MUJER Y DINERO: Las instituciones financieras y las mujeres



Hace algunas semanas leí lo siguiente: “En la cartera de las mujeres hay mucho dinero...Pero los bancos las siguen ignorando”

Ciertamente, los bancos, como toda institución perteneciente a la cultura patriarcal y androcéntrica, no tienen en cuenta a las mujeres y nuestras necesidades de crédito y hay muy poca oferta especialmente diseñada pensando nuestros requerimientos específicos. No obstante,la parte del comentario que se relaciona con la cantidad de dinero que hay en la cartera, a mi juicio generaliza, pues está claro que se refiere, exclusivamente, a un reducido grupo específico de mujer: aquélla que pertenece a la clase media o incluso más, con un trabajo asalariado, y con, al menos, las prestaciones que marca(ba) la ley. Generalmente – aunque no exclusivamente – son profesionistas, solteras sin hijos; casadascon o sin hijos pero no son las únicas responsables de la manutención del hogar. 

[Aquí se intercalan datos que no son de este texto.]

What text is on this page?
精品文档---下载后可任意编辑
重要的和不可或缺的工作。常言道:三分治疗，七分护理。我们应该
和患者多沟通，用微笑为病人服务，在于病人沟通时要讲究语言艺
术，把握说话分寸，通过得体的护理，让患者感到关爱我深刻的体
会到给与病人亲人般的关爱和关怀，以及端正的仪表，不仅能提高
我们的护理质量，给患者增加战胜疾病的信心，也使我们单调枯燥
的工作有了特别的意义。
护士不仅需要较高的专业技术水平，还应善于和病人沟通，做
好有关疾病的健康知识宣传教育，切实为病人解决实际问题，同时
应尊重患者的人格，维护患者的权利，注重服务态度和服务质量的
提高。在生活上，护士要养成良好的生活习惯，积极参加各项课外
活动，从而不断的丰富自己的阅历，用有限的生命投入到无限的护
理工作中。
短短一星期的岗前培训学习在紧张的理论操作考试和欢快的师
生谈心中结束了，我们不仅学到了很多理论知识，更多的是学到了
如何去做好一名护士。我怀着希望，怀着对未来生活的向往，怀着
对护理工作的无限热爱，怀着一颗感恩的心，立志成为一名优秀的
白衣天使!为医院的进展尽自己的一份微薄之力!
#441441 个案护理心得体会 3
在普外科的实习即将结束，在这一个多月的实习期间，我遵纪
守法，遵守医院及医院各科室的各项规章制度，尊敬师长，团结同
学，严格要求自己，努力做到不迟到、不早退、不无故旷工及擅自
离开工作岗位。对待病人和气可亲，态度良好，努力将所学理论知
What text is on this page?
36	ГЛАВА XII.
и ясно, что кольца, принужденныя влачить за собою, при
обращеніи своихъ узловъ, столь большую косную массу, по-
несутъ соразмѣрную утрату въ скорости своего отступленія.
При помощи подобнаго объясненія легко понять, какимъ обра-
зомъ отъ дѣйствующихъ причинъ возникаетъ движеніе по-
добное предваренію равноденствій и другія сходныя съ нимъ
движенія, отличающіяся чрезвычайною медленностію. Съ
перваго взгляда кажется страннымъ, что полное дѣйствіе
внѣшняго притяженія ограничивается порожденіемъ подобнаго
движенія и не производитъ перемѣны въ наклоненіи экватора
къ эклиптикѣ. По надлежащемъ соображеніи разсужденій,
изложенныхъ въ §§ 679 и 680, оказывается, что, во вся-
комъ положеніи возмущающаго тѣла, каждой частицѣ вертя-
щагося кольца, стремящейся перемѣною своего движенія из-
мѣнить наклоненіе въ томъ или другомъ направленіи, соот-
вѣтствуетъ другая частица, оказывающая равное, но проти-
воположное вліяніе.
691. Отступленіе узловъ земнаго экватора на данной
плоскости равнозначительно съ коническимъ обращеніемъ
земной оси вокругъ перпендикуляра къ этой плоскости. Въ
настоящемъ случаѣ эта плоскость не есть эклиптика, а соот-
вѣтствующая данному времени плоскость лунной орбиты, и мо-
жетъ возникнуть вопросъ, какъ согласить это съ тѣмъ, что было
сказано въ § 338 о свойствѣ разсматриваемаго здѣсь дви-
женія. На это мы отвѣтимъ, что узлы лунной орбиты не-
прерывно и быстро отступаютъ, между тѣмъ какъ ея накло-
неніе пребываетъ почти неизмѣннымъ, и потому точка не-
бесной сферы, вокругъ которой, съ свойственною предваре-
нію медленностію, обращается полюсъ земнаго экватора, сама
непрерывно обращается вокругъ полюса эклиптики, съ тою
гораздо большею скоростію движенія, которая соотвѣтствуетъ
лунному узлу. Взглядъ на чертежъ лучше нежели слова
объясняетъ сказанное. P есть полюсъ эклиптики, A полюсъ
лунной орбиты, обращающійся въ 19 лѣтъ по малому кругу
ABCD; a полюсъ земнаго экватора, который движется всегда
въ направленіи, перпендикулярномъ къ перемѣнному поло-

Ese comentario no toma en consideración a las mujeres de escasos recursos (de hecho, ya te había hablado de ello en mis artículos “De la feminización de la pobreza o de cómo el neoliberalismo exacerba todo tipo de violencia contra las mujeres Partes 1 y 2”) quienes tampoco existen para los bancos a pesar de la gran necesidad que tienen de créditos para poder crear pequeños negocios (generalmente con el esquema de multinivel, pequeñas tiendas o sus parcelas en caso de ser campesinas) que les permitan generar lo suficiente para satisfacer sus necesidades mínimamente. 

Llama la atención que, a pesar de ser parte de la población económicamente activa (Las mujeres constituyen casi la mitad de la fuerza laboral), es aún muy difícil para una mujer acceder a créditos y, en general, a la riqueza. 

En las economías en desarrollo, entre 30% y 40% de los empresarios que tienen negocios pequeños o medianos son mujeres quienes, a su vez, generan fuentes de empleo. A pesar de lo anterior, por lo menos 9 de cada 10 empresas, propiedad de una mujer, no tienen acceso a préstamos. 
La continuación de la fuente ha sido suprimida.